Yeah, sure do. I did drive the TT roadster a little. Hmmm.
There is a guy that posts on Porsche Pete’s Boxster Board that is able to see the rpm redline counters stored by the computer on his car and is impressed that it is some outrageous number like 49,000+. I think he redlines the engine for every shift. As long as you are approaching the redline from an acceleration the computer will protect the engine. If you approach redline by down shifting the computer will not be able to help.

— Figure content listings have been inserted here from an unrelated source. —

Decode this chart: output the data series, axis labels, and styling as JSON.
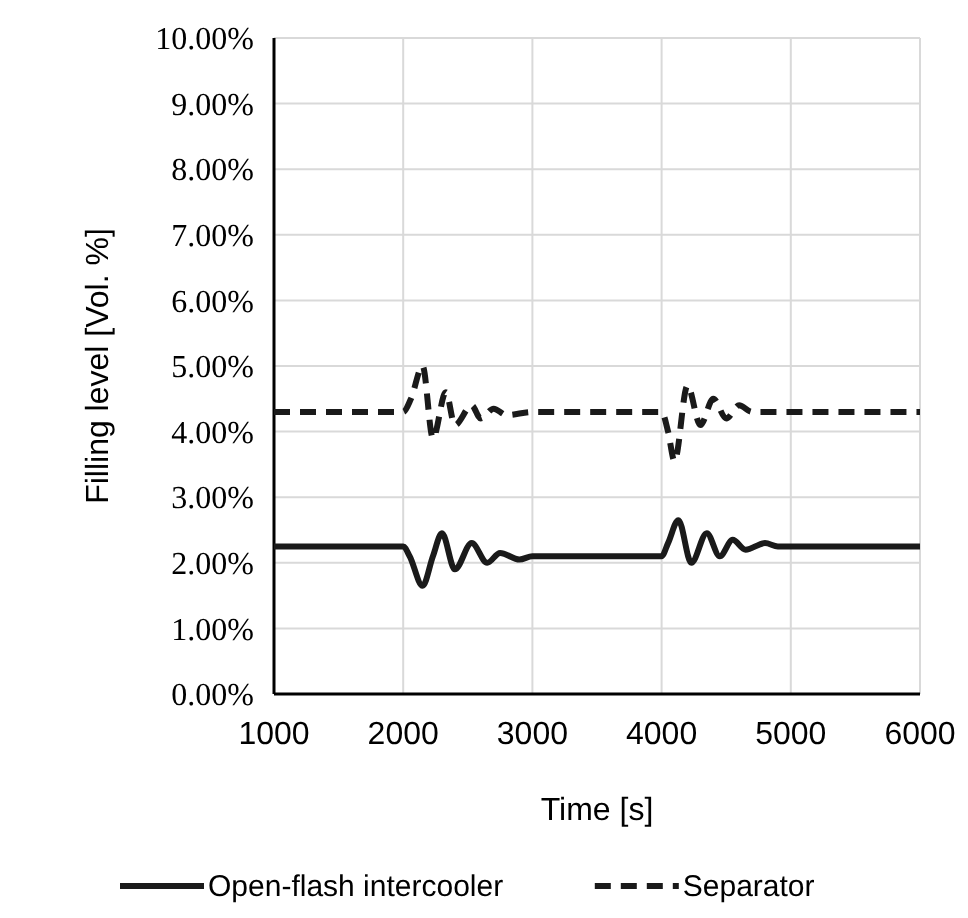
{
  "chart_data": {
    "type": "line",
    "xlabel": "Time [s]",
    "ylabel": "Filling level [Vol. %]",
    "xlim": [
      1000,
      6000
    ],
    "xticks": [
      1000,
      2000,
      3000,
      4000,
      5000,
      6000
    ],
    "ylim": [
      0,
      0.1
    ],
    "yticks": [
      {
        "value": 0,
        "label": "0.00%"
      },
      {
        "value": 0.01,
        "label": "1.00%"
      },
      {
        "value": 0.02,
        "label": "2.00%"
      },
      {
        "value": 0.03,
        "label": "3.00%"
      },
      {
        "value": 0.04,
        "label": "4.00%"
      },
      {
        "value": 0.05,
        "label": "5.00%"
      },
      {
        "value": 0.06,
        "label": "6.00%"
      },
      {
        "value": 0.07,
        "label": "7.00%"
      },
      {
        "value": 0.08,
        "label": "8.00%"
      },
      {
        "value": 0.09,
        "label": "9.00%"
      },
      {
        "value": 0.1,
        "label": "10.00%"
      }
    ],
    "grid": true,
    "legend": "bottom",
    "marker": "none",
    "series": [
      {
        "name": "Open-flash intercooler",
        "color": "#1a1a1a",
        "line_style": "solid",
        "x": [
          1000,
          2000,
          2050,
          2150,
          2230,
          2300,
          2400,
          2530,
          2650,
          2750,
          2900,
          3000,
          4000,
          4050,
          4130,
          4230,
          4350,
          4450,
          4550,
          4650,
          4800,
          4900,
          6000
        ],
        "values": [
          0.0225,
          0.0225,
          0.021,
          0.0165,
          0.021,
          0.0245,
          0.019,
          0.023,
          0.02,
          0.0215,
          0.0205,
          0.021,
          0.021,
          0.023,
          0.0265,
          0.02,
          0.0245,
          0.021,
          0.0235,
          0.022,
          0.023,
          0.0225,
          0.0225
        ]
      },
      {
        "name": "Separator",
        "color": "#1a1a1a",
        "line_style": "dashed",
        "x": [
          1000,
          2000,
          2060,
          2150,
          2230,
          2330,
          2400,
          2530,
          2600,
          2700,
          2800,
          3000,
          4000,
          4050,
          4100,
          4200,
          4300,
          4400,
          4500,
          4600,
          4700,
          6000
        ],
        "values": [
          0.043,
          0.043,
          0.045,
          0.05,
          0.039,
          0.046,
          0.041,
          0.044,
          0.042,
          0.0435,
          0.0425,
          0.043,
          0.043,
          0.04,
          0.0355,
          0.047,
          0.041,
          0.045,
          0.042,
          0.044,
          0.043,
          0.043
        ]
      }
    ]
  }
}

A buddy of mine was warming up his race prepared Boxster on the warmup lap of a race when he downshifted from fifth to second instead of fifth to fourth. He reported it made a loud bang and was not able to make it back to the starting line for the race.
As for breaking in the engine, some Porsche technicians say to drive the car the way you always will from day one. I followed the manual’s recommendations for my Boxster which says to keep it under 4200 rpm for the first thousand miles. After that you have to keep the rpms under 4200 until the engine reaches normal operating temperature after which you can listen to the sweet sound of the flat six under hard acceleration.
Break-in was much more important in the old days than it is now. The machinery preparing engine parts is much more precise and tolerances much smaller.
I bought a new Z28 in '95. Took it to the dragstrip with 340 miles on it (still had temp-tags). The week after I took it autocrossing.
Still have the car, now with 65k miles on it. Doesn’t use any oil and runs like new.